Xで吉本ばななさんの書き込みを見つけ、気がつけばnoteを購入していました。価格は500円。

20,000字のエッセイですので文字単価2.5銭。

長年のばななさんのファンにとっては安すぎると感じるでしょうし、さほどファンではないわたしだってそう感じます。

内容は、すごいの一言。

わたしの世代にとって吉本ばななさんは書き物界のアイドルみたいな存在でした。名前も奇抜で素敵だし、作品も映画化されたりしてキラキラ作家のイメージを揺るがないものにしていました。

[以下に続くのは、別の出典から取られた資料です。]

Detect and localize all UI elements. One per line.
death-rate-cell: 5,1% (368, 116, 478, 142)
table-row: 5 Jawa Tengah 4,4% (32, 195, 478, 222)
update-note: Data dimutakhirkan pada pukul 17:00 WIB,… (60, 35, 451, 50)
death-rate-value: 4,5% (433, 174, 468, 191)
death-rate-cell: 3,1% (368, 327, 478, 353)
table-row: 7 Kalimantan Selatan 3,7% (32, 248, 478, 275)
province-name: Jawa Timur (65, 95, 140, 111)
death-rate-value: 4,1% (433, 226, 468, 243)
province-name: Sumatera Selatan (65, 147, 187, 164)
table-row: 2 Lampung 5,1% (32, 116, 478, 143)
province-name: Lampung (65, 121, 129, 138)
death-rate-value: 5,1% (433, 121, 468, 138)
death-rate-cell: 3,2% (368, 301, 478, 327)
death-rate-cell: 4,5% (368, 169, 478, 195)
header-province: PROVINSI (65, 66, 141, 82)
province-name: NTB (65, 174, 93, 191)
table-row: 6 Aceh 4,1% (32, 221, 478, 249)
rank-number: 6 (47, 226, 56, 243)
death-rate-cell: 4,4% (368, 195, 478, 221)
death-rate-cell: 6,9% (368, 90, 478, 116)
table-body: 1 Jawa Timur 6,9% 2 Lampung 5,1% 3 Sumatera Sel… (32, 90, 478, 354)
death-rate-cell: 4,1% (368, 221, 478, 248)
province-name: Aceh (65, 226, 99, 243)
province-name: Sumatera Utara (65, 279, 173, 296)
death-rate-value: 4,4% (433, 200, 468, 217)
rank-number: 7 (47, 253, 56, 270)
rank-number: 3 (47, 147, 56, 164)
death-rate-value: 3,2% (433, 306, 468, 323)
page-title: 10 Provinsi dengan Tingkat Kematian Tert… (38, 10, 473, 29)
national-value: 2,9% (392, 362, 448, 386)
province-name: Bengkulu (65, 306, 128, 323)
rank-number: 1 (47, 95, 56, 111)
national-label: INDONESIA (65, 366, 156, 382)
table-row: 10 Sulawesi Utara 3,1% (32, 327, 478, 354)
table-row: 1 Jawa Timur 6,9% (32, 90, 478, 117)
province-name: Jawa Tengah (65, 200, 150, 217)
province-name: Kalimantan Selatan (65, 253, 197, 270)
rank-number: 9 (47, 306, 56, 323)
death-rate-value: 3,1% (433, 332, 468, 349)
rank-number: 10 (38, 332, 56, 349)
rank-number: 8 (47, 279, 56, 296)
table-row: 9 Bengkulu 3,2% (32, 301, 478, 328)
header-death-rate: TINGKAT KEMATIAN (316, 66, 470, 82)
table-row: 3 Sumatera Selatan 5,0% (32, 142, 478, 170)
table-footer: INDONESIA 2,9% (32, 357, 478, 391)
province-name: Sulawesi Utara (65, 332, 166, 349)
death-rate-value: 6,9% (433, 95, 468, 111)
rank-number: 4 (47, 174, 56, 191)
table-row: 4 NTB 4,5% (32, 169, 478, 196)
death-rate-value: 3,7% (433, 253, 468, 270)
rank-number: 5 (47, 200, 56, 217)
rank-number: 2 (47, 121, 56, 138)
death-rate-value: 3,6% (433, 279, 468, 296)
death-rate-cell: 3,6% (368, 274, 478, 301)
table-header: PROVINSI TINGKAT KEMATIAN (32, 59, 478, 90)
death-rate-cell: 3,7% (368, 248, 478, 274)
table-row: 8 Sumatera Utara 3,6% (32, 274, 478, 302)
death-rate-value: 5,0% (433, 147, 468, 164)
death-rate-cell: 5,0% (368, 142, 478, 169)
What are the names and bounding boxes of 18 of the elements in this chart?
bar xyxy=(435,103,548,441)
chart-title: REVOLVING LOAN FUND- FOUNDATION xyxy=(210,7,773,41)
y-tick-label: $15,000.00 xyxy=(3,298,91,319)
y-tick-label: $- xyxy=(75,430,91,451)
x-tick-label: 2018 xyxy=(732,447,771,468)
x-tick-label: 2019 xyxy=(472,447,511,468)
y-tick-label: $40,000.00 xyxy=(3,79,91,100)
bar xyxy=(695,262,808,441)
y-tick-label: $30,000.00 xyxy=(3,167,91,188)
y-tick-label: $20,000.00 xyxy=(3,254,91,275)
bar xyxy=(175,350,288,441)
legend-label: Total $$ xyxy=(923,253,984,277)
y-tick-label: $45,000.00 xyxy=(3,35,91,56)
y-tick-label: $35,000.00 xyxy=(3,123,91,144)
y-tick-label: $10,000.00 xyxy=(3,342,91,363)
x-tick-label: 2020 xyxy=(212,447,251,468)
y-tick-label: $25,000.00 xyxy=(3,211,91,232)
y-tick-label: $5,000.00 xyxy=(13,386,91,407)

このnoteでは、キラキラの背後にあったものと、キラキラの向こう側がびっちり隙間なく書かれています。

ばななさんの心の叫びが見えます。文章がところどころ意味不明で、それだけ命懸けで書かれたのだと思います。

わたしのようなタイプの毒親育ちが読むと、救われるかシンクロのしすぎで具合が悪くなるかの二極化しそうな文章。

警察のご厄介になるような分かりやすいタイプの毒親ではなく、傍目には分からない重たいヴェールが掛かっているタイプの毒親家庭。わたしが上手く言葉にできなかったこの家庭の構造を、これぞ才能と言わんばかりに見事に説明してくれました。現在は目隠しのヴェールがすっかり外れて丸見えになっているようです。

この方はわたしを理解してくれるだろうな、そう思わせる内容でした。そして、毒親との戦いは自分の命が尽きるまで続くことを思い知らされ、ある種の心の準備もできたかもしれません。

ばななさんが61歳になってようやく真実を文章にしてくれたことを考えると、わたしもこの年齢で過去をカミングアウトしたのは妥当に思えました。自分のような人間が仕事をする時の向き合い方、人生の進め方に於いても学べることが多い内容です。

1回目は衝撃が大きいので、繰り返し読むのが良さそう。

noteを購入したことでばななさんに協力できましたし、わたしは理解者を得た気持ちになりました。共感の満足度が高いとでも言いましょうか、ここまで書いてくれるなら他の人がわたしを誤解しても別にいいかなとさえ思えてしまう。

パワーを持つ文章を読み、大波に呑まれたような感覚に襲われています。本当に凄い才能を持った人なんだな…。

興味のある方はぜひぜひご覧ください。スタバのコーヒー1杯の値段で読めます。おすすめです。